If the rules are impossible of application by the police, the result may be the sustaining of motions to suppress on Fourth Amendment grounds with some regularity, but this can hardly be taken as proof that the people are secure in their persons, houses, papers, and effects, against unreasonable searches and seizures. Rather, that security can only be realized if the police are acting under a set of rules which, in most instances, make it possible to reach a correct determination beforehand as to whether an invasion of privacy is justified in the interest of law enforcement. In short, we must resist the understandable temptation to be responsive to every relevant shading of every relevant variation of every relevant complexity lest we end up with a [F]ourth [AJmendment with all of the character and consistency of a Rorschach blot.

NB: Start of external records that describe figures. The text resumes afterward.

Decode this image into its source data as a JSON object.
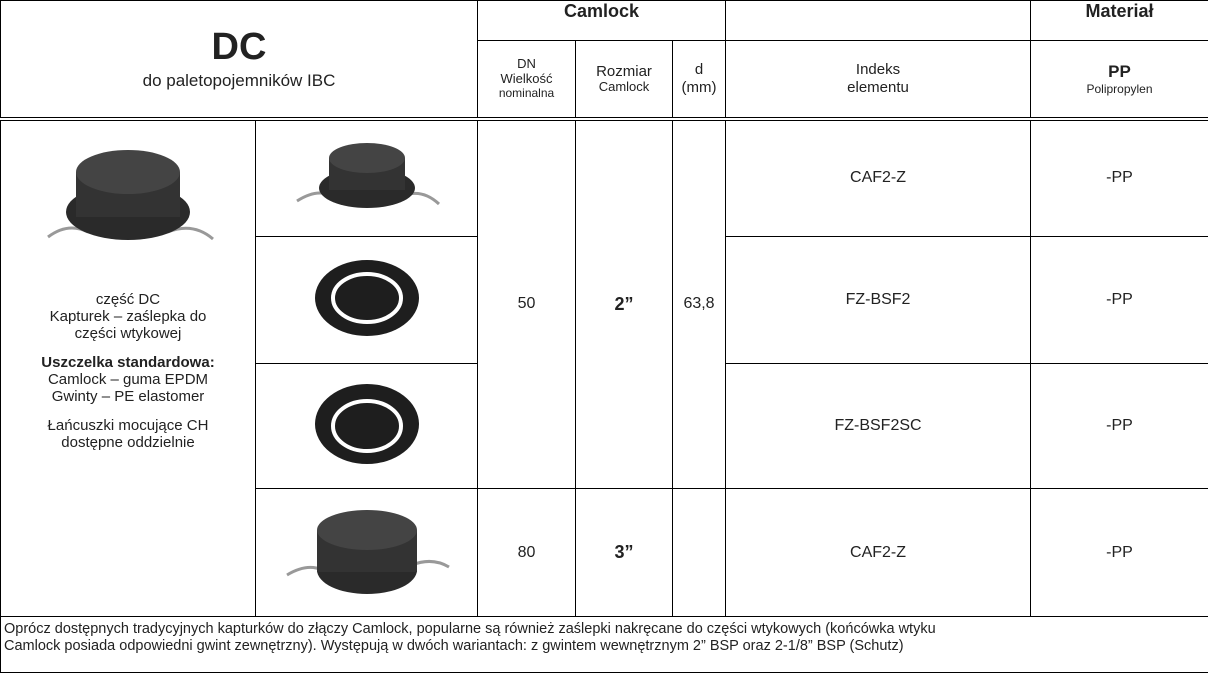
{
  "header": {
    "title": "DC",
    "subtitle": "do paletopojemników IBC",
    "group_camlock": "Camlock",
    "group_material": "Materiał",
    "col_dn": [
      "DN",
      "Wielkość",
      "nominalna"
    ],
    "col_size": [
      "Rozmiar",
      "Camlock"
    ],
    "col_d": [
      "d",
      "(mm)"
    ],
    "col_index": [
      "Indeks",
      "elementu"
    ],
    "col_material": [
      "PP",
      "Polipropylen"
    ]
  },
  "description": {
    "lines": [
      "część DC",
      "Kapturek – zaślepka do",
      "części wtykowej"
    ],
    "seal_title": "Uszczelka standardowa:",
    "seal_lines": [
      "Camlock – guma EPDM",
      "Gwinty – PE elastomer"
    ],
    "chain_lines": [
      "Łańcuszki mocujące CH",
      "dostępne oddzielnie"
    ]
  },
  "table": {
    "groups": [
      {
        "dn": "50",
        "size": "2”",
        "d": "63,8",
        "rows": [
          {
            "index": "CAF2-Z",
            "material": "-PP"
          },
          {
            "index": "FZ-BSF2",
            "material": "-PP"
          },
          {
            "index": "FZ-BSF2SC",
            "material": "-PP"
          }
        ]
      },
      {
        "dn": "80",
        "size": "3”",
        "rows": [
          {
            "index": "CAF2-Z",
            "material": "-PP"
          }
        ]
      }
    ]
  },
  "footer": [
    "Oprócz dostępnych tradycyjnych kapturków do złączy Camlock, popularne są również zaślepki nakręcane do części wtykowych (końcówka wtyku",
    "Camlock posiada odpowiedni gwint zewnętrzny). Występują w dwóch wariantach: z gwintem wewnętrznym 2” BSP oraz 2-1/8” BSP (Schutz)"
  ]
}
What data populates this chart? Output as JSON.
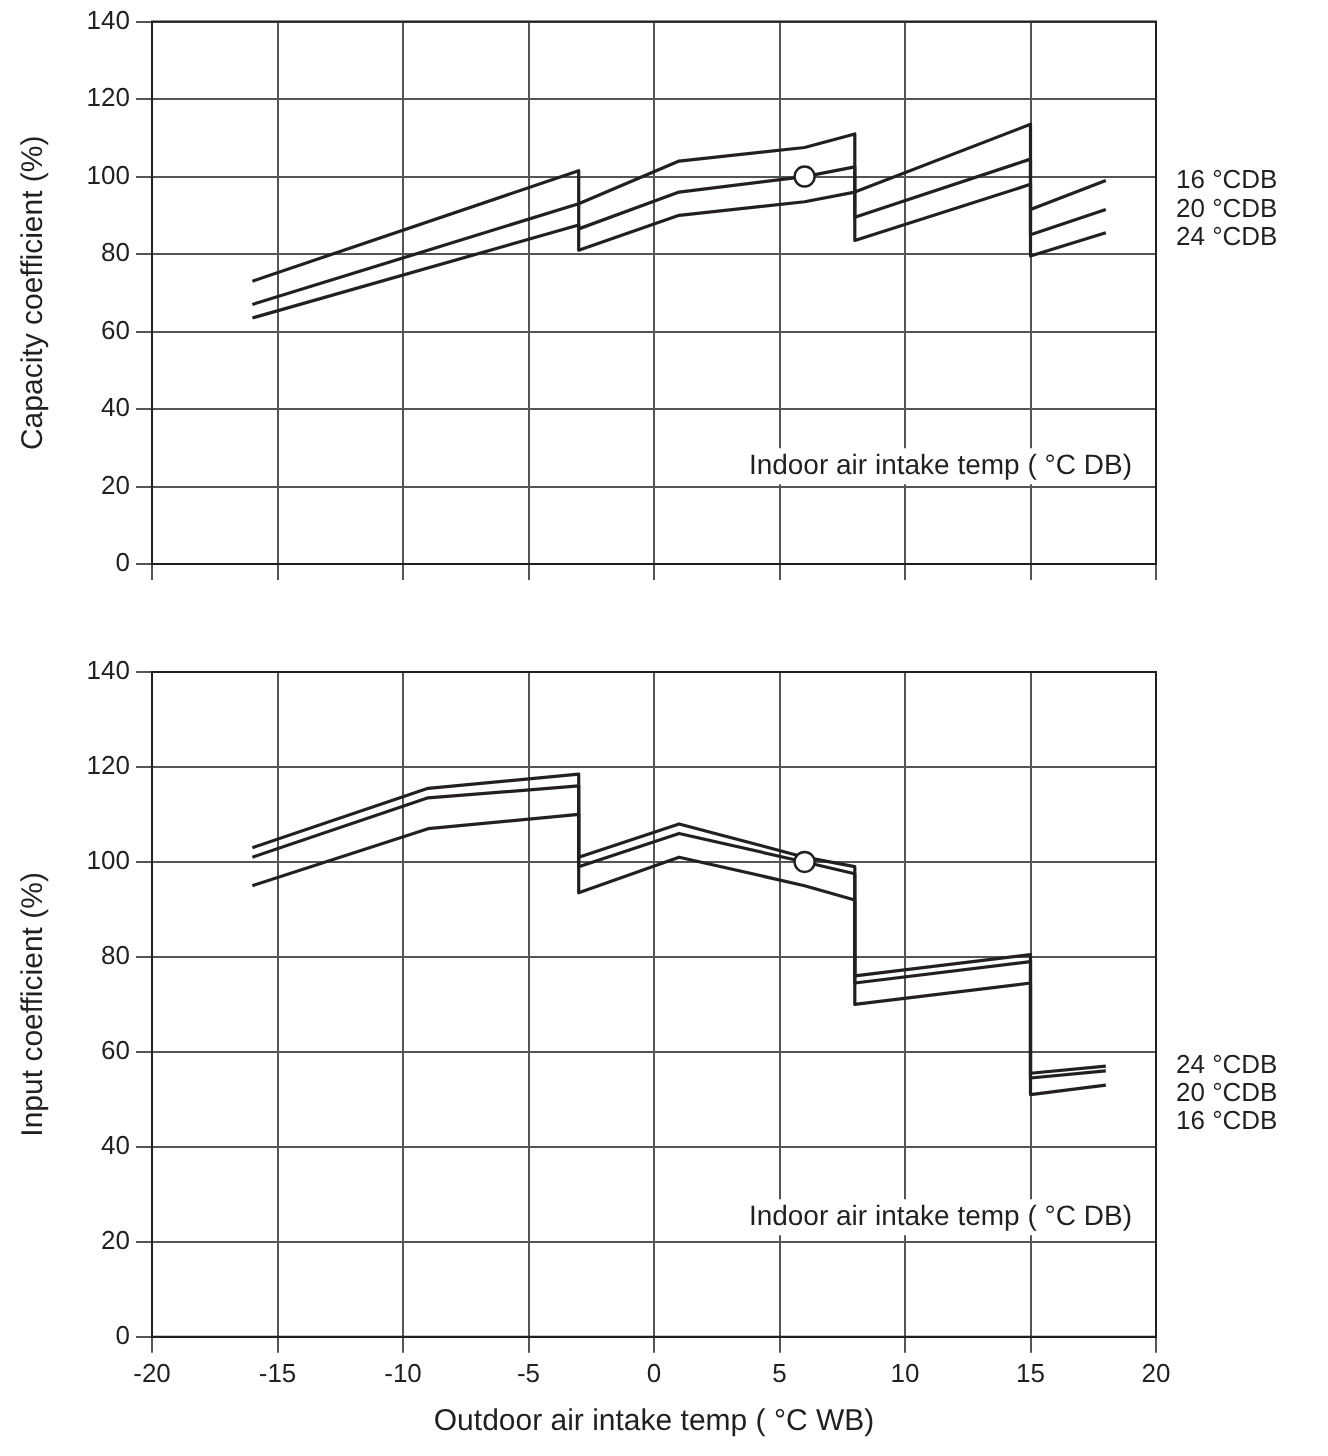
{
  "chart_data": [
    {
      "type": "line",
      "ylabel": "Capacity coefficient (%)",
      "xlim": [
        -20,
        20
      ],
      "xticks": [
        -20,
        -15,
        -10,
        -5,
        0,
        5,
        10,
        15,
        20
      ],
      "ylim": [
        0,
        140
      ],
      "yticks": [
        0,
        20,
        40,
        60,
        80,
        100,
        120,
        140
      ],
      "tick_labels": "y",
      "grid": true,
      "legend": false,
      "marker": "none",
      "line_style": "solid",
      "annotations": [
        "Indoor air intake temp ( °C DB)"
      ],
      "series": [
        {
          "name": "16 °CDB",
          "color": "#231f20",
          "x": [
            -16,
            -3,
            -3,
            1,
            6,
            8,
            8,
            15,
            15,
            18
          ],
          "values": [
            73,
            101.5,
            93,
            104,
            107.5,
            111,
            96,
            113.5,
            91.5,
            99
          ]
        },
        {
          "name": "20 °CDB",
          "color": "#231f20",
          "x": [
            -16,
            -3,
            -3,
            1,
            6,
            8,
            8,
            15,
            15,
            18
          ],
          "values": [
            67,
            93,
            86.5,
            96,
            100,
            102.5,
            89.5,
            104.5,
            85,
            91.5
          ]
        },
        {
          "name": "24 °CDB",
          "color": "#231f20",
          "x": [
            -16,
            -3,
            -3,
            1,
            6,
            8,
            8,
            15,
            15,
            18
          ],
          "values": [
            63.5,
            87.5,
            81,
            90,
            93.5,
            96,
            83.5,
            98,
            79.5,
            85.5
          ]
        },
        {
          "type": "scatter",
          "marker": "circle",
          "color": "#231f20",
          "x": [
            6
          ],
          "values": [
            100
          ]
        }
      ]
    },
    {
      "type": "line",
      "xlabel": "Outdoor air intake temp ( °C WB)",
      "ylabel": "Input coefficient (%)",
      "xlim": [
        -20,
        20
      ],
      "xticks": [
        -20,
        -15,
        -10,
        -5,
        0,
        5,
        10,
        15,
        20
      ],
      "ylim": [
        0,
        140
      ],
      "yticks": [
        0,
        20,
        40,
        60,
        80,
        100,
        120,
        140
      ],
      "grid": true,
      "legend": false,
      "marker": "none",
      "line_style": "solid",
      "annotations": [
        "Indoor air intake temp ( °C DB)"
      ],
      "series": [
        {
          "name": "24 °CDB",
          "color": "#231f20",
          "x": [
            -16,
            -9,
            -3,
            -3,
            1,
            6,
            8,
            8,
            15,
            15,
            18
          ],
          "values": [
            103,
            115.5,
            118.5,
            101,
            108,
            101,
            99,
            76,
            80.5,
            55.5,
            57
          ]
        },
        {
          "name": "20 °CDB",
          "color": "#231f20",
          "x": [
            -16,
            -9,
            -3,
            -3,
            1,
            6,
            8,
            8,
            15,
            15,
            18
          ],
          "values": [
            101,
            113.5,
            116,
            99,
            106,
            100,
            97.5,
            74.5,
            79,
            54.5,
            56
          ]
        },
        {
          "name": "16 °CDB",
          "color": "#231f20",
          "x": [
            -16,
            -9,
            -3,
            -3,
            1,
            6,
            8,
            8,
            15,
            15,
            18
          ],
          "values": [
            95,
            107,
            110,
            93.5,
            101,
            95,
            92,
            70,
            74.5,
            51,
            53
          ]
        },
        {
          "type": "scatter",
          "marker": "circle",
          "color": "#231f20",
          "x": [
            6
          ],
          "values": [
            100
          ]
        }
      ]
    }
  ]
}
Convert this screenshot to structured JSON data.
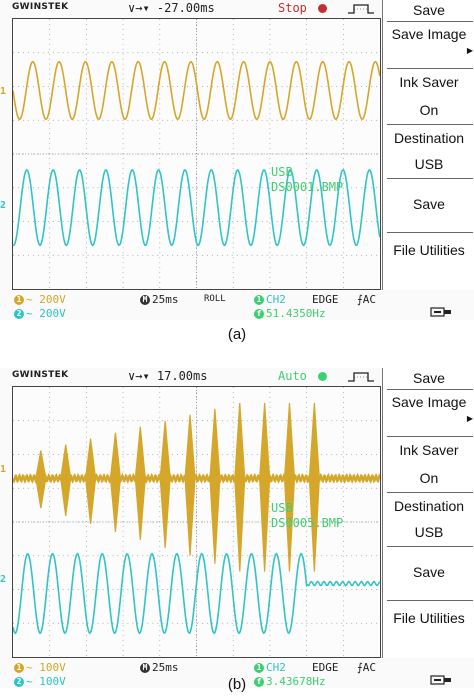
{
  "panels": [
    {
      "id": "a",
      "brand": "GWINSTEK",
      "timebase_indicator": "∨→▾ -27.00ms",
      "run_state": "Stop",
      "run_state_color": "#c03030",
      "ch1_color": "#d4a62a",
      "ch2_color": "#30c4c4",
      "usb_line1": "USB",
      "usb_line2": "DS0001.BMP",
      "bottom": {
        "ch1_scale": "200V",
        "ch2_scale": "200V",
        "time_scale": "25ms",
        "mode": "ROLL",
        "trig_source": "CH2",
        "trig_type": "EDGE",
        "coupling": "AC",
        "frequency": "51.4350Hz"
      },
      "menu": [
        "Save",
        "Save Image",
        "Ink Saver",
        "On",
        "Destination",
        "USB",
        "Save",
        "File Utilities"
      ],
      "caption": "(a)"
    },
    {
      "id": "b",
      "brand": "GWINSTEK",
      "timebase_indicator": "∨→▾ 17.00ms",
      "run_state": "Auto",
      "run_state_color": "#3fcf70",
      "ch1_color": "#d4a62a",
      "ch2_color": "#30c4c4",
      "usb_line1": "USB",
      "usb_line2": "DS0005.BMP",
      "bottom": {
        "ch1_scale": "100V",
        "ch2_scale": "100V",
        "time_scale": "25ms",
        "mode": "",
        "trig_source": "CH2",
        "trig_type": "EDGE",
        "coupling": "AC",
        "frequency": "3.43678Hz"
      },
      "menu": [
        "Save",
        "Save Image",
        "Ink Saver",
        "On",
        "Destination",
        "USB",
        "Save",
        "File Utilities"
      ],
      "caption": "(b)"
    }
  ],
  "icons": {
    "ch1_marker": "1",
    "ch2_marker": "2",
    "ac_symbol": "~",
    "time_icon": "M",
    "ch1_badge": "1",
    "ch2_badge": "2",
    "freq_badge": "f"
  }
}
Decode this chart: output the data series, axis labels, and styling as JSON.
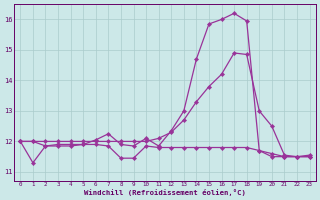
{
  "xlabel": "Windchill (Refroidissement éolien,°C)",
  "bg_color": "#cce8e8",
  "line_color": "#993399",
  "grid_color": "#aacccc",
  "axis_color": "#660066",
  "text_color": "#660066",
  "xlim": [
    -0.5,
    23.5
  ],
  "ylim": [
    10.7,
    16.5
  ],
  "xticks": [
    0,
    1,
    2,
    3,
    4,
    5,
    6,
    7,
    8,
    9,
    10,
    11,
    12,
    13,
    14,
    15,
    16,
    17,
    18,
    19,
    20,
    21,
    22,
    23
  ],
  "yticks": [
    11,
    12,
    13,
    14,
    15,
    16
  ],
  "line1_x": [
    0,
    1,
    2,
    3,
    4,
    5,
    6,
    7,
    8,
    9,
    10,
    11,
    12,
    13,
    14,
    15,
    16,
    17,
    18,
    19,
    20,
    21,
    22,
    23
  ],
  "line1_y": [
    12.0,
    12.0,
    11.85,
    11.85,
    11.85,
    11.9,
    12.05,
    12.25,
    11.9,
    11.85,
    12.1,
    11.85,
    12.35,
    13.0,
    14.7,
    15.85,
    16.0,
    16.2,
    15.95,
    11.7,
    11.5,
    11.5,
    11.5,
    11.5
  ],
  "line2_x": [
    0,
    1,
    2,
    3,
    4,
    5,
    6,
    7,
    8,
    9,
    10,
    11,
    12,
    13,
    14,
    15,
    16,
    17,
    18,
    19,
    20,
    21,
    22,
    23
  ],
  "line2_y": [
    12.0,
    12.0,
    12.0,
    12.0,
    12.0,
    12.0,
    12.0,
    12.0,
    12.0,
    12.0,
    12.0,
    12.1,
    12.3,
    12.7,
    13.3,
    13.8,
    14.2,
    14.9,
    14.85,
    13.0,
    12.5,
    11.55,
    11.5,
    11.55
  ],
  "line3_x": [
    0,
    1,
    2,
    3,
    4,
    5,
    6,
    7,
    8,
    9,
    10,
    11,
    12,
    13,
    14,
    15,
    16,
    17,
    18,
    19,
    20,
    21,
    22,
    23
  ],
  "line3_y": [
    12.0,
    11.3,
    11.85,
    11.9,
    11.9,
    11.9,
    11.9,
    11.85,
    11.45,
    11.45,
    11.85,
    11.8,
    11.8,
    11.8,
    11.8,
    11.8,
    11.8,
    11.8,
    11.8,
    11.7,
    11.6,
    11.5,
    11.5,
    11.5
  ]
}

2 W. LaFave, Search and Seizure § 5.2(c), at 448-49 (2d ed. 1987) (footnotes and internal quotations omitted). The rule announced by the majority today falls into precisely the trap Professor LaFave outlines. No one, be it the trial courts, law-enforcement officers, or the citizens of this state will consistently be able “to reach a correct determination beforehand as to whether an invasion of privacy is justified” under similar circumstances. Id. I do not think we administer justice with such an approach, and we hardly guarantee to “the people” that they will be secure in “their persons, houses, papers, and effects, against unreasonable searches and seizures.” Id. (quotations omitted).
¶ 64. I would reverse and remand, but on a much narrower rationale, fully consistent with the precedents from this Court and courts in other jurisdictions, thus giving better guidance to trial courts, ordinary citizens, and law enforcement. Thus, although I concur that the helicopter observation violated defendant’s rights, I cannot approve of the majority’s mode of constitutional analysis or of the remedy it imposes.
Although the majority does not mention the issue explicitly, I would leave to another day the issue of enhanced observation by binoculars or more advanced technology. See State v. Rogers, 161 Vt. 236, 245-46, 638 A.2d 569, 574-75 (1993) (leaving open the question of whether observation of the curtilage from a lawful vantage point is a search if aided by binoculars or technology).